También advertimos que no había otros turistas en la zona. Hubo momentos de pánico, discusión, de “yo te dije”, de “qué sabía yo”. Decidimos seguir la marcha un poco más, ya no podíamos mirar hacia atrás. Media hora más tarde, como una aparición, vimos una especie de lago con una casita al lado.
No había signos del botánico y yo, quizás por la desesperación, empecé a sentir sed, calor y cansancio, todo junto.
El mejor conductor del mundo
Mi compañero seguía confiado en que llegaríamos a buen puerto si sólo seguíamos caminando, un razonamiento que en ese momento me generó más bronca que tranquilidad, y lo sé, no porque lo recuerde hoy, sino porque lo dejé asentado con ira horas después en mi diario de viaje.
Lo que sí recuerdo como si fuera ayer es aquella bajada desesperada hasta llegar al dique.
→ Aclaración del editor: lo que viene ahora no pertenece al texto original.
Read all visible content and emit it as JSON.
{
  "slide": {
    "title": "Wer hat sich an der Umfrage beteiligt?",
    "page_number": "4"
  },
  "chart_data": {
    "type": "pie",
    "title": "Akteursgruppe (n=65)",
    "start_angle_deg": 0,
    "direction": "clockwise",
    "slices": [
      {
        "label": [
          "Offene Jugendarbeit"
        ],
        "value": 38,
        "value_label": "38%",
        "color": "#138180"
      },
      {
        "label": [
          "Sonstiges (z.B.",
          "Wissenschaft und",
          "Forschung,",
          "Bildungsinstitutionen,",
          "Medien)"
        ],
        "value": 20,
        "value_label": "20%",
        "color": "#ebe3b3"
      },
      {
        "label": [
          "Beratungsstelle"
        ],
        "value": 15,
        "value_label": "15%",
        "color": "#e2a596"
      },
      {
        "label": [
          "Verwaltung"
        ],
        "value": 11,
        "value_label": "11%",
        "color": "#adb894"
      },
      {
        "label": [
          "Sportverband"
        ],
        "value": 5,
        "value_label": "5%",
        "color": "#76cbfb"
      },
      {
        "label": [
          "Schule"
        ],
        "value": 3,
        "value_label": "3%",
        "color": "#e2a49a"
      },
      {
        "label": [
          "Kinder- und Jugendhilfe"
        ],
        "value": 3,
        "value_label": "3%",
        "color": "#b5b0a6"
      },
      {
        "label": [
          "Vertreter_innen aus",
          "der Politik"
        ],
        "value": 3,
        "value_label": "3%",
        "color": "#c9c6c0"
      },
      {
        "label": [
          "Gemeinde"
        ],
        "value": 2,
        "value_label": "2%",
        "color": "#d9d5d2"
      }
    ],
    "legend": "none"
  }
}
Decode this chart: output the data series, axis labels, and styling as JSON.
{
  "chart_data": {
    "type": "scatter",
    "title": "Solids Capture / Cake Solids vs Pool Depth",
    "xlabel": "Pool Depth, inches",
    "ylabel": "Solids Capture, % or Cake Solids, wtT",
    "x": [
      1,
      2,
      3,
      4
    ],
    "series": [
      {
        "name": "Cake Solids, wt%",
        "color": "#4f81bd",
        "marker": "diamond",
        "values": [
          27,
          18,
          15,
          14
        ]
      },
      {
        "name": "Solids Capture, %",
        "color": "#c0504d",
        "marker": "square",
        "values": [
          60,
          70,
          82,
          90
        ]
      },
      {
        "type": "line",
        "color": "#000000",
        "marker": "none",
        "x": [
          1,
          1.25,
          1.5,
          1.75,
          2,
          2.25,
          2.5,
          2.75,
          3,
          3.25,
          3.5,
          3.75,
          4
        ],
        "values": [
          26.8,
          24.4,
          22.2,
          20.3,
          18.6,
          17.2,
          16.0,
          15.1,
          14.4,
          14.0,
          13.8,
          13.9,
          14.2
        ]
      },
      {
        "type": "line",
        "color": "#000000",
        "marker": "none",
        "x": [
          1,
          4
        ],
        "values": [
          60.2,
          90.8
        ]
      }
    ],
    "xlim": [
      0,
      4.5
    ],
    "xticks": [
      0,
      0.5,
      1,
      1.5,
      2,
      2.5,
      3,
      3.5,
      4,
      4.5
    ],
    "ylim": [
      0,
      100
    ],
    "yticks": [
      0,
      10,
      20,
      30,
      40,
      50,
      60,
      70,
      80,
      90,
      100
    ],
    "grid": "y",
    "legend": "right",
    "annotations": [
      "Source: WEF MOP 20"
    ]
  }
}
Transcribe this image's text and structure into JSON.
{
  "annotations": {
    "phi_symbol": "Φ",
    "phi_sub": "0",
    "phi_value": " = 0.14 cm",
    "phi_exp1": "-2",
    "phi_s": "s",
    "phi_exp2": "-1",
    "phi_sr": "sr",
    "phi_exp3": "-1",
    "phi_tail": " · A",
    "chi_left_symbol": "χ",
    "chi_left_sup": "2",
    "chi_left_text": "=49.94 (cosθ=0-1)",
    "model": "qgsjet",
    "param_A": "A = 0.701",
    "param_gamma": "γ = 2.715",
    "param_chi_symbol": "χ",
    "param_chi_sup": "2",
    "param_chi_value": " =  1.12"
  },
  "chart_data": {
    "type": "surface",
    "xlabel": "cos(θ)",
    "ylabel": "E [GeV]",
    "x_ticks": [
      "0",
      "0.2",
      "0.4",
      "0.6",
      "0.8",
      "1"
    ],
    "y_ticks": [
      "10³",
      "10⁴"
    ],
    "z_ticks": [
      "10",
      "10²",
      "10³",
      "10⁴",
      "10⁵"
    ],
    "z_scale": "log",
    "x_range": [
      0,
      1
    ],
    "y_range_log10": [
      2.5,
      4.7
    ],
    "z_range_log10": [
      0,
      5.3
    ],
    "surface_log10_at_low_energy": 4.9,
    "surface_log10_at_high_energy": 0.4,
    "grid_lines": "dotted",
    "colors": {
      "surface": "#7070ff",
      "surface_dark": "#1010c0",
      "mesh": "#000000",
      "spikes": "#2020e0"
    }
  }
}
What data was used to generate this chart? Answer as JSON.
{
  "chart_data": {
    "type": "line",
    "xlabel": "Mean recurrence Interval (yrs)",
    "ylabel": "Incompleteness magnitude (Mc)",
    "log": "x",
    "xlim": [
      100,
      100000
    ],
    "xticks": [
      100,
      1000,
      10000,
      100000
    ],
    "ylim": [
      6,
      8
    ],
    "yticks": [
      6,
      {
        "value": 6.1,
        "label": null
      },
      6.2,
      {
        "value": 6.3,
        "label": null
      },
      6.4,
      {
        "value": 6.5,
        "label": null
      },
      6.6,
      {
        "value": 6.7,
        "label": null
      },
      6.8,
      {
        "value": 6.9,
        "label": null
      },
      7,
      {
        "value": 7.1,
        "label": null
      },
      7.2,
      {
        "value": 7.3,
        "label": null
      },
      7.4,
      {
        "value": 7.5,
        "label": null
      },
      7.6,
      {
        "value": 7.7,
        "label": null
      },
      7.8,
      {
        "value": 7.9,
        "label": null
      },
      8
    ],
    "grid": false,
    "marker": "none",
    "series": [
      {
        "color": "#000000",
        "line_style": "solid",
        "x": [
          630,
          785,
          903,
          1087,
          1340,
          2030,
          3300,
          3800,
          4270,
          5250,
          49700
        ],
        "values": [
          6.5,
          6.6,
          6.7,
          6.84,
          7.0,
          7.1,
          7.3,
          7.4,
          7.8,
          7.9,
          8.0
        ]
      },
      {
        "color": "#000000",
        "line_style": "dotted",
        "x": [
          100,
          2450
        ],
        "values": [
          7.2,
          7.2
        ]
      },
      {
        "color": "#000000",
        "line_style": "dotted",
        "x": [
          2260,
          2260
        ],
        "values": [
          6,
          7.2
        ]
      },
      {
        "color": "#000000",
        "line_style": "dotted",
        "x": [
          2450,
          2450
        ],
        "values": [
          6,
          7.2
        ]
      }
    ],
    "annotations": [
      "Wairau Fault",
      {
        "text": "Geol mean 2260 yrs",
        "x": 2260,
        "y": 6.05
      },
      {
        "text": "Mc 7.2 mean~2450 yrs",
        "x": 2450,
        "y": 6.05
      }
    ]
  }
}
Fue como cuando uno siente que se hace pis y de repente encuentra un baño. Esos últimos metros son de pura impaciencia.
Llegamos y encontramos a una persona. En un inglés pésimo (empeorado por la situación) le contamos que nos habíamos perdido. Le dijimos que queríamos llegar al botánico y, como no nos entendió, saqué el mapa para señalarle un punto.
No recuerdo qué fue lo que nos dijo, pero luego nos ofreció sacarnos del valle en una especie de pequeño camión que llevaba materiales junto con otros obreros. Nos preguntaron si queríamos ir en la parte trasera, al descubierto (hoy que lo pienso, creo que lo hicieron porque pensaban erróneamente que para nosotros eso era una aventura) y le dijimos que no, gracias.
Nos sentaron junto al conductor y mandaron a uno de los trabajadores atrás. Bajamos por un camino escarpado en el que apenas cabía el vehículo. Como no sobraba lugar a los costados, yo no podía dejar de pensar en qué pasaría si venía algún otro camión de frente.
El miedo se fue disipando cuando descubrimos que el paisaje cambiaba de repente. Había más bosque y los árboles se veían gigantes. “No podemos estar tan lejos del botánico”, pensé.
El conductor, al que yo luego consideré desde ahí el mejor del mundo, nos dejó abajo, en la ruta, cerca de unos paradores en una zona de un verde que solo se interrumpía con opulentas mansiones que tenían guardias en la puerta.
Le dejamos una “propina” de poco más de 10 dólares (se merecía más, pero no podíamos quedarnos sin dinero a esa altura) y nos guardamos un poco para entrar en el bar, comer algo y pedir un Uber con el wifi del lugar.
Risas catárticas
Ya adentro, nos anoticiamos de que no había tal wifi. Enojados, pedimos algo para tomar (seguíamos muertos de sed) y pensamos cómo salir de ahí camino al botánico. No había más opción que caminar y, aunque ya estábamos hartos y cansados, no quedaba otra que rogar que alguien nos recogiera en el camino y nos invitara a acercarnos.
El conductor que nos sacó de la montaña nos había asegurado que faltaban unos cinco kilómetros hasta el botánico, así que calculamos que a más tardar (si no encontrábamos taxi o alguien que nos llevara) demoraríamos una hora en llegar. Y llegamos.
En la puerta nos recibieron dos guardias que amablemente nos indicaron que ese día el botánico estaba cerrado.
Con el último hilo de aliento, les contamos lo que nos había pasado y de lástima nos consiguieron un auto que, por unos cuantos rand sudafricanos, nos dejó en la puerta del hostel, a salvo.
Después de comer algo y preparar un mate, subimos a la terraza del hostel y, mirando el atardecer repasamos lo que nos había pasado, nos largamos a reír. Fue una risa catártica, como si expulsáramos la tensión que habíamos guardado por horas con carcajadas limpias, genuinas y ruidosas.
Entonces tomé el celular entre risas, repasé el trayecto fallido en Google Maps y encontré aquel dique de agua en medio de la montaña en donde nos habían rescatado. Fue entonces cuando lo vi. En el mapa decía: “Valley of Isolation”.
El lugar en el que nos desesperamos, en el que no sabíamos si saldríamos con vida, se llamaba Valle del Aislamiento (¿o sería mejor traducirlo como “de la desolación”?).
Le mostré a mi compañero el hallazgo y los dos nos echamos a reír, aunque esta vez ya no era tan gracioso.